A cidade de Siqueira Campos, a 200 quilômetros de Londrina, tem um indicador na área de trabalho capaz de fazer inveja para muitos países europeus na atualidade. Enquanto os níveis de desemprego na Grécia, por exemplo, se aproxima de 20% e na Espanha de 24%, na cidade do Norte Pioneiro este índice é de apenas 4,5%. Só para se ter uma ideia, uma em cada grupo de quatro pessoas está desempregada na Espanha, enquanto em Siqueira Campos este índice é o inverso: apenas uma em cada grupo de 22 pessoas está sem emprego.
O município tem 18.454 habitantes de acordo com o censo do Instituto Brasileiro de Geografia e Estatísticas (IBGE) de 2010. A população economicamente ativa, aquela apta para o trabalho, é formada por 9.487 pessoas, das quais 9.076 estão ocupadas. Ou seja, apenas 411 pessoas estão sem emprego na cidade, não por falta de trabalho, mas na maioria dos casos por falta de qualificação. Hoje, diversas empresas locais buscam trabalhadores em outras cidades vizinhas para atender a demanda.
O segredo está em uma situação fora do comum para a maioria das cidades do Norte Pioneiro. Além de Siqueira Campos ser um polo do setor de confecção, que emprega cerca de 1.800 trabalhadores, 20% da mão de obra local, há taambém uma empresa que trabalha na produção de peças e acessórios para motos. Sozinha a Pro Tork gera 2,5 mil empregos, o que corresponde a quase 30% do total. Na cidade, é difícil encontrar uma família que não tenha uma ligação direta ou indireta com a Pro Tork, considerada a maior fabricante de peças para motos da América Latina.

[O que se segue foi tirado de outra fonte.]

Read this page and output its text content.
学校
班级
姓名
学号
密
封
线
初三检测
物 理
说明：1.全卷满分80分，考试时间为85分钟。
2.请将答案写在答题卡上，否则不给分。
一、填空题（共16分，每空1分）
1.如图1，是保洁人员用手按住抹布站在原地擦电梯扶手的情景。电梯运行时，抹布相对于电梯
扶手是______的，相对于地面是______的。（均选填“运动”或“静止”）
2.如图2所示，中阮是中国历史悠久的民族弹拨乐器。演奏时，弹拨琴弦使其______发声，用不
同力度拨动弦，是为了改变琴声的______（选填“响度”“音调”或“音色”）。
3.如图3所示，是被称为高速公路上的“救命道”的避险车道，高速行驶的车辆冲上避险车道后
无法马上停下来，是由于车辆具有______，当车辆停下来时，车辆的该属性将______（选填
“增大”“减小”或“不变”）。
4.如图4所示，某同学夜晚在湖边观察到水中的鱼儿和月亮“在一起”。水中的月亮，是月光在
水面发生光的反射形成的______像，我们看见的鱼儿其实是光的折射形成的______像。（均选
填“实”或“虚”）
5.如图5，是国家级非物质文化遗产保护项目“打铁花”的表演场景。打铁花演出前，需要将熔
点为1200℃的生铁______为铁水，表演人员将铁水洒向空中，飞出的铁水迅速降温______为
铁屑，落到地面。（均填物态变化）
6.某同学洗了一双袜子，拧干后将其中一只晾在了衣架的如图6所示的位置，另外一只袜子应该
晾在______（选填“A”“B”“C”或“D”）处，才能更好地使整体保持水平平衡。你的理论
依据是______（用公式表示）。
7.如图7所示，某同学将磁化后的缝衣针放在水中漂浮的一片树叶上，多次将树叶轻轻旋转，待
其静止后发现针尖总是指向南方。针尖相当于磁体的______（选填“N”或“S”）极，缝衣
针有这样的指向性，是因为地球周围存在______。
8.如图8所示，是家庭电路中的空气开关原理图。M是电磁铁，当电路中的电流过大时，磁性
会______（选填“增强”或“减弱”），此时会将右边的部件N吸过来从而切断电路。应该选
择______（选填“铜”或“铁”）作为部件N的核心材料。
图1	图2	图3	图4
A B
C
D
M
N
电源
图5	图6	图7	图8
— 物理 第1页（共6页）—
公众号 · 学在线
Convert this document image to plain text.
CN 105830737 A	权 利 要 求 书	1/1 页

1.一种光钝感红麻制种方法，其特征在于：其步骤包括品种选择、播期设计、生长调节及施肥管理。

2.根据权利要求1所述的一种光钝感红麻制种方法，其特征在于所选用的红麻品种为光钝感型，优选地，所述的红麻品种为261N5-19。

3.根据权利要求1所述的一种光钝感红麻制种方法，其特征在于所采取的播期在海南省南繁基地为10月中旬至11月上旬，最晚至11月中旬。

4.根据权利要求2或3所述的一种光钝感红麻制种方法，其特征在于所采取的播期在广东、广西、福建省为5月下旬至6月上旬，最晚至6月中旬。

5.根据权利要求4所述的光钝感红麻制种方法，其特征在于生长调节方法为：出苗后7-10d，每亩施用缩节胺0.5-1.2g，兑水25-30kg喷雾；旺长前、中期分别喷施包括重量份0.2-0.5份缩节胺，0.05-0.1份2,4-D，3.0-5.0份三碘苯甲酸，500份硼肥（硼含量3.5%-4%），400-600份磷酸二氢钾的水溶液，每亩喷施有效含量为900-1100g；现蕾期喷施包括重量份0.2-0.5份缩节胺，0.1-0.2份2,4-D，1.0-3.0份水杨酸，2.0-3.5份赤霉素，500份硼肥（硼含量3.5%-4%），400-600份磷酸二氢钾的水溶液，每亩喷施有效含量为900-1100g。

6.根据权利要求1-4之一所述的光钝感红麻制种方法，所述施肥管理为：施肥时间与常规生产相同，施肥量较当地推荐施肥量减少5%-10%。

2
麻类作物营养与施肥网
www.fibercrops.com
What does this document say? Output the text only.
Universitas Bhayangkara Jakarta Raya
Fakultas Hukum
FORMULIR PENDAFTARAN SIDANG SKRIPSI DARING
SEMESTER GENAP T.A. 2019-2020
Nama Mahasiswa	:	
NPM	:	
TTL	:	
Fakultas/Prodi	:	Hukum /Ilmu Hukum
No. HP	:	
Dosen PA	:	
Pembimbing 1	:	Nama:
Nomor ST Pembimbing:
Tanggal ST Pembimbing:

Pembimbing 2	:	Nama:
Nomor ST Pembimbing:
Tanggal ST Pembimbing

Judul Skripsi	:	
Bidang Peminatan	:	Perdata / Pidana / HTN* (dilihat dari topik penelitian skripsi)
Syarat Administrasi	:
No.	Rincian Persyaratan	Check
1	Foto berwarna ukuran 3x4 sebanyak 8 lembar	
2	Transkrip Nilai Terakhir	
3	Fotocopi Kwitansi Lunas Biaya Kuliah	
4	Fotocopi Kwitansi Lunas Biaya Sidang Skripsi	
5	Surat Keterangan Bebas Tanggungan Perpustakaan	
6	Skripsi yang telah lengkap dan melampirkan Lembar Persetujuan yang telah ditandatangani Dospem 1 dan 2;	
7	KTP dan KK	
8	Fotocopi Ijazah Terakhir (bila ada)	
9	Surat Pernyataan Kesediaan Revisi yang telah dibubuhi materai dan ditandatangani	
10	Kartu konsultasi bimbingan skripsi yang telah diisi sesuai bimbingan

A Pro Tork é uma empresa familiar, fundada há 20 anos, e iniciando suas atividades com um número reduzido de funcionários, apenas 30 na época. Hoje, a empresa fabrica todo tipo de equipamentos e acessórios para motos, com a produção destinada para mais de 10 mil revendedores em todas as cidades do país. Só capacetes, são produzidas 12 mil unidades por dia. E para não ficar condicionada à disponibilidade das transportadoras, a empresa montou um esquema de logística, fazendo a distribuição com frota própria, o que permite atender a qualquer região do país em no máximo uma semana.
Agora, a empresa está expandido seus negócios, com investimentos previstos de R$ 50 milhões aplicados na fabricação de uma marca própria de motos. Esta unidade vai gerar cerca de 500 empregos no prazo de um ano. Os destaques são a Fly 50, de 50 cilindradas, destinada ao público infanto-juvenil; a Fly 100, de 100 cilindradas, e um triciclo de cargas com capacidade para transportar até 200 quilos. Este modelo vem atender a uma demanda de mercado, sem precisar que as motos convencionais passem por uma série de adaptações para cumprir aquela finalidade.
O gerente de implantação da montadora, Loacir Lima, diz que o mais importante na fabricação de uma marca própria é que a empresa quebra o tabu de que a montagem de motos é algo exclusivo da Zona Franca de Manaus.
Agora, a empresa vai investir também na fabricação de uma marca própria de bicicletas. A unidade já está sendo construída e deve entrar em operação em março de 2013. A estimativa é que serão gerados 800 novos empregos.
O empresário Leodir Bonilha, diretor de recursos humanos da Pro Tork, admite que há uma certa dificuldade em recrutar tanta gente. ''O número de empregos que nós oferecemos é muito grande, a gente vai selecionando os melhores, mas não é fácil manter o nível'', afirma.